In 1956, he moved to Madrid and got his first job working in animation as an assistant on Las Aventuras de Mumu (1967) for Televisión Española (TVE). Later, he directed La guitarrita española and was director of photography on La historia de música and the documentary Ernesto Bitetti. During his time in Europe, he became fascinated by stop motion films, particularly those of legendary Czech filmmakers Jiří Trnka and Jiří Barta.
He returned to Colombia in 1969, and directed Colombia’s contribution to Niños del mundo. That same year, he was invited by UNESCO to represent Colombia at a screenwriters course hosted by the National Institute of Cinematography in Buenos Aires. All the while, he continued working in cinema and served as director of photography on 1971’s Una tarde … un lunes, which won the Kodak Award for Best Photography.

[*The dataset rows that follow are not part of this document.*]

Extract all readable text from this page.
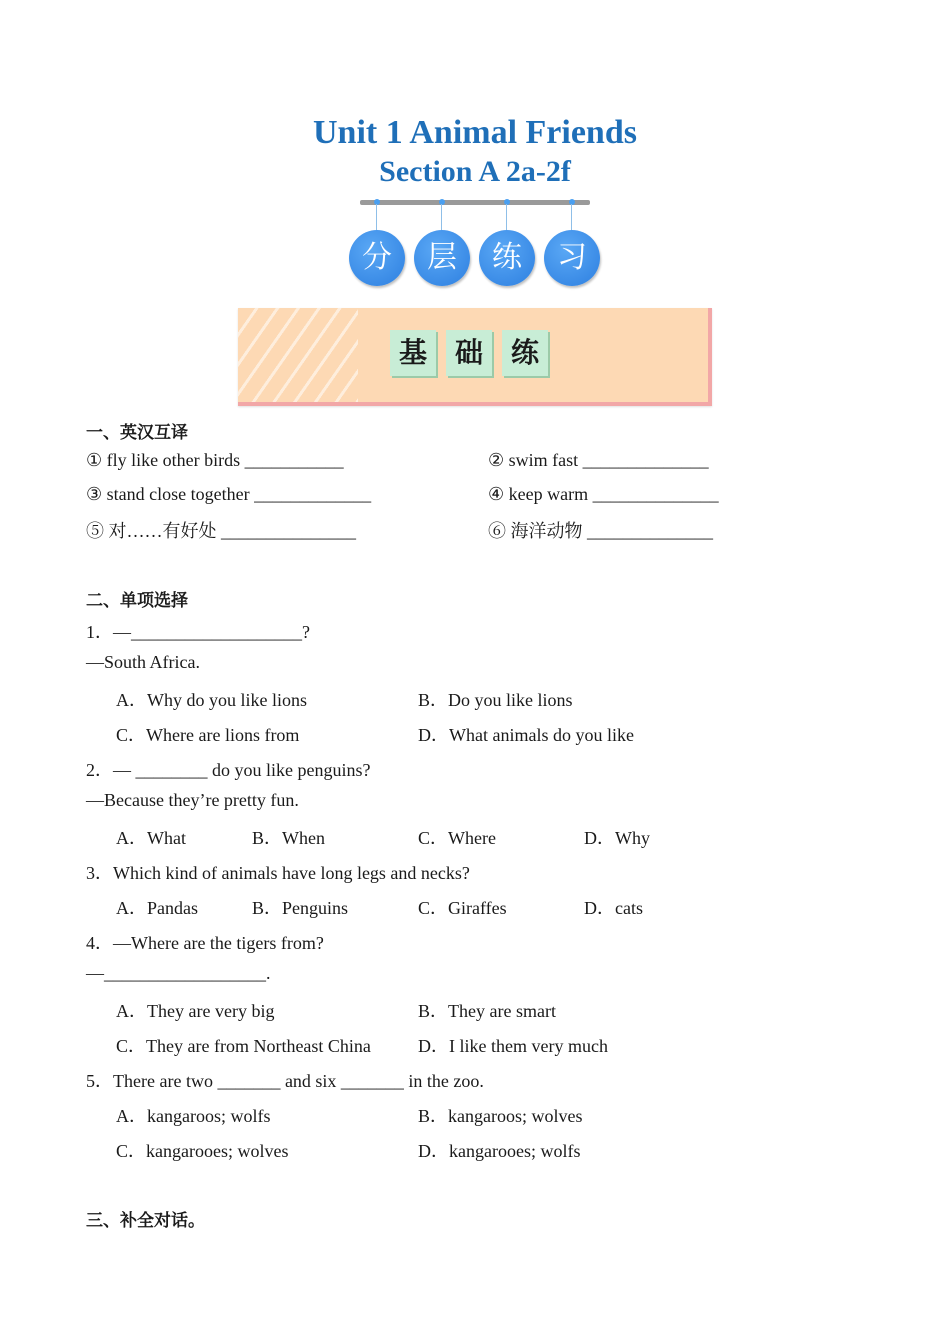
Unit 1 Animal Friends
Section A 2a-2f
分	层	练	习
基 础 练
一、英汉互译
① fly like other birds ___________	② swim fast ______________
③ stand close together _____________	④ keep warm ______________
⑤ 对……有好处 _______________	⑥ 海洋动物 ______________
二、单项选择
1．—___________________?
—South Africa.
A．Why do you like lions	B．Do you like lions
C．Where are lions from	D．What animals do you like
2．— ________ do you like penguins?
—Because they’re pretty fun.
A．What	B．When	C．Where	D．Why
3．Which kind of animals have long legs and necks?
A．Pandas	B．Penguins	C．Giraffes	D．cats
4．—Where are the tigers from?
—__________________.
A．They are very big	B．They are smart
C．They are from Northeast China	D．I like them very much
5．There are two _______ and six _______ in the zoo.
A．kangaroos; wolfs	B．kangaroos; wolves
C．kangarooes; wolves	D．kangarooes; wolfs
三、补全对话。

In 1972, his first animated short El país de Bellaflor premiered at the Cartagena International Film Festival (FICCI), Colombia’s largest film festival and the oldest in Latin America, where it won Best Film. He later directed shorts including Colorín colorado (1973), La maquinita (1973), La cosecha (1974), Fuegos de artificio, La promesa (1975), and La chamba (1975). During those years, he also worked on several documentary films.

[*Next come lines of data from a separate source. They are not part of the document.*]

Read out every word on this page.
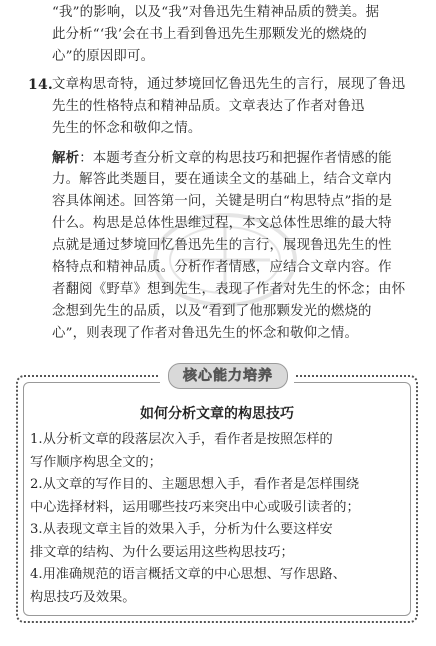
“我”的影响，以及“我”对鲁迅先生精神品质的赞美。据
此分析“‘我’会在书上看到鲁迅先生那颗发光的燃烧的
心”的原因即可。
14. 文章构思奇特，通过梦境回忆鲁迅先生的言行，展现了鲁迅
先生的性格特点和精神品质。文章表达了作者对鲁迅
先生的怀念和敬仰之情。
解析：本题考查分析文章的构思技巧和把握作者情感的能
力。解答此类题目，要在通读全文的基础上，结合文章内
容具体阐述。回答第一问，关键是明白“构思特点”指的是
什么。构思是总体性思维过程，本文总体性思维的最大特
点就是通过梦境回忆鲁迅先生的言行，展现鲁迅先生的性
格特点和精神品质。分析作者情感，应结合文章内容。作
者翻阅《野草》想到先生，表现了作者对先生的怀念；由怀
念想到先生的品质，以及“看到了他那颗发光的燃烧的
心”，则表现了作者对鲁迅先生的怀念和敬仰之情。
核心能力培养
如何分析文章的构思技巧
1.从分析文章的段落层次入手，看作者是按照怎样的
写作顺序构思全文的；
2.从文章的写作目的、主题思想入手，看作者是怎样围绕
中心选择材料，运用哪些技巧来突出中心或吸引读者的；
3.从表现文章主旨的效果入手，分析为什么要这样安
排文章的结构、为什么要运用这些构思技巧；
4.用准确规范的语言概括文章的中心思想、写作思路、
构思技巧及效果。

Animation production in Colombia at that time was almost entirely regulated to advertisements and independent short films. When Laverde began developing his features, he did so mostly on his own and leaned heavily on skills and knowledge acquired during his time in Europe. With limited resources and few peers to lean on in Colombia, he made his films at an in-home studio, shooting them on a single lens Kingstone camera and using his daughter’s toys for characters and props.
Family was always paramount to Laverde, who considered his filmmaking a family business. His greatest support came from three sources. His wife Karina was a professional actress who helped design the costumes for his models, and more than just contributing their toys, his children also played key roles in Laverde’s filmmaking as they got older. His daughter Ana María would eventually become his assistant director and design sets, while his son Fernando Enrique built those sets, was Laverde’s director of photography, and operated the camera crane.
In 1975, he founded the Grupo de Cine Familiar where he later made the short film Rincones de Boyacá (1977). His feature debut came in 1978, with the stop motion film La pobre viejecita, which won the Colcultura award for best feature film. The following year, his animated short Un planeta llamado tierra won best short at the Festival of Colombian Cinema while another of his films, Pepitas Rojas, won best short at the first International Children’s Film Festival.
In 1983, he directed his second feature, Critóbal Colon, which won the Coral Prize at the International Festival of New Ibero-American Cinema in Havana, Cuba. In 1989, he directed his final feature Martín Fierro, based on the popular Argentine character of lore El Gaucho Martín Fierro, the protagonist of an epic poem by writer José Hernández.